The view from her sewing machine is lovely, and we had walked along the path beyond the trees to visit the new bakery and walk through a protected wooded area that had all kinds of plants coming up in the understory, which was a much lovelier landscape than grass.
She finds things like old doors (you can tell from the bits sticking out of the corners) and turns them into worktables.
Dyed fabrics as well as bedding that she has made from the fabrics she dyes. I slept on and under similar bedding.
She makes delicious food, seasonal and thoughtful. For lunch, we had a couple of pastries and she made a salad that included leaves she picked from trees outside and nutritious plants that people like me would walk right by. She is extremely hardworking, and I was amazed by how she managed all of the housework and artwork while caring for a child with special needs for the rest of her life.
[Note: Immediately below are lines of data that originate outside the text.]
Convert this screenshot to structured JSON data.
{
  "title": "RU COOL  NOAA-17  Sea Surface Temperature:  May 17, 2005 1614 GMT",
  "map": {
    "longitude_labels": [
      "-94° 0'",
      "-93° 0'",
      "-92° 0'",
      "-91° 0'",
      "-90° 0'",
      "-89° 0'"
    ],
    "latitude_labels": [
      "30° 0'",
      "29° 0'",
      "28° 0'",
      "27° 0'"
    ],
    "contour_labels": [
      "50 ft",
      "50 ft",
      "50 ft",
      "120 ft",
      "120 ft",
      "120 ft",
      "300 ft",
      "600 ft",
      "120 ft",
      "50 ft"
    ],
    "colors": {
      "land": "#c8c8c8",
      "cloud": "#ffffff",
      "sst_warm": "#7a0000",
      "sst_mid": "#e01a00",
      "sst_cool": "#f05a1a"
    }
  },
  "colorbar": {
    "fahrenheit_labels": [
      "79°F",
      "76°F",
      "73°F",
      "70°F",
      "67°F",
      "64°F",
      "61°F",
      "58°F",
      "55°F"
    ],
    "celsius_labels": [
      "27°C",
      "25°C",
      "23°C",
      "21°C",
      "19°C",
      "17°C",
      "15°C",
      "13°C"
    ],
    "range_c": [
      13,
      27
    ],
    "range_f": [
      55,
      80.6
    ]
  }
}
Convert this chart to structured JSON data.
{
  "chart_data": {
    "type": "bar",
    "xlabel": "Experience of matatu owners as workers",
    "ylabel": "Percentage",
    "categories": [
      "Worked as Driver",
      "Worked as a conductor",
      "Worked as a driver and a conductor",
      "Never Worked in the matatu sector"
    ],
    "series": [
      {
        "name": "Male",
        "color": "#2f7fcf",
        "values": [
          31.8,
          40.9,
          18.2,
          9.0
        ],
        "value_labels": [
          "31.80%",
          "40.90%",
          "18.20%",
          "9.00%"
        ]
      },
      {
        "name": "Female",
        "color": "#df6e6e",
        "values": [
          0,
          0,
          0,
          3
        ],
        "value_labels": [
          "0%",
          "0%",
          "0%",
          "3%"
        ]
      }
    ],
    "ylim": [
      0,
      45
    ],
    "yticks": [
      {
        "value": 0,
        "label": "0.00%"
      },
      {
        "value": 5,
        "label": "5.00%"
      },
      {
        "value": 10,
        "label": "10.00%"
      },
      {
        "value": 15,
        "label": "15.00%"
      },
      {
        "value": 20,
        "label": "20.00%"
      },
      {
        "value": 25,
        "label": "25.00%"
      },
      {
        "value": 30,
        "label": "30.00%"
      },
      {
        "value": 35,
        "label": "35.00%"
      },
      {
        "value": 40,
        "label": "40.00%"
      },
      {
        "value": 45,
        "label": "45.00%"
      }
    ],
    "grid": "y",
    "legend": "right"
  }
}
I was supposed to get a ride the next day to the bus terminal in Gwangju (which of course I didn't know until the next day, so I had been on my phone at night looking up where I actually had been taken, as I had no idea, and saw there was no easy way for me to get back home). What started the prior afternoon continued, where the person who invited me to his home disappeared and never reappeared again, so Mrs. Park had to drive me towards the terminal. She wasn't comfortable driving all the way to the terminal because it's city driving but as it started to rain even harder, she felt badly and said she would go all the way, only to change her mind when someone called to say they were at the café and it was locked. She runs it herself with no employees.
She left me on the side of the road to walk to the bus stop up the street or catch a cab, which wasn't a real option because there are never empty cabs on rainy days. I waited 15 minutes for the bus but it was only a few stops to the terminal. I pressed the wrong button while buying my ticket so I had to wait two hours for the bus but had already been there twice before on another sideways trip, so I knew where to order a good soup. I was so happy to get home but only stayed one night before heading to Seoul to see my family and get the rest of my luggage I stored with them as I couldn't hand carry it to Jeonju before. I arrived after lunch, so my cousin very kindly and speedily cooked up one of his famous bowls of ramen.
He recommended a hotel near his home that I had seen but hadn't booked before because I thought my family wouldn't want me that close. I couldn't get a refund on the hotel I booked for two nights in a location a bit further away, but was SO tired and really just wanted to be close to family and be taken care of, so I paid the cancellation fee and booked down the street. Though the bedding and amenities at the cancelled hotel were better, it was a great decision. I had the rest of my meals with family, including this takeout kimbab at a local place that loads lots of veggies (the greens are my favorite: perilla leaves) and doesn't have a lot of rice, so popular with young women trying to stay slim. Not that any of us were worried about that. It was a feast that lasted less than 48 hours, and then I was off on a train back to my dorm room.
I thought I was going to finish this post days ago but then got caught up in another last-minute trip. The adventures never cease, so this afternoon is my one breather. Happy weekend!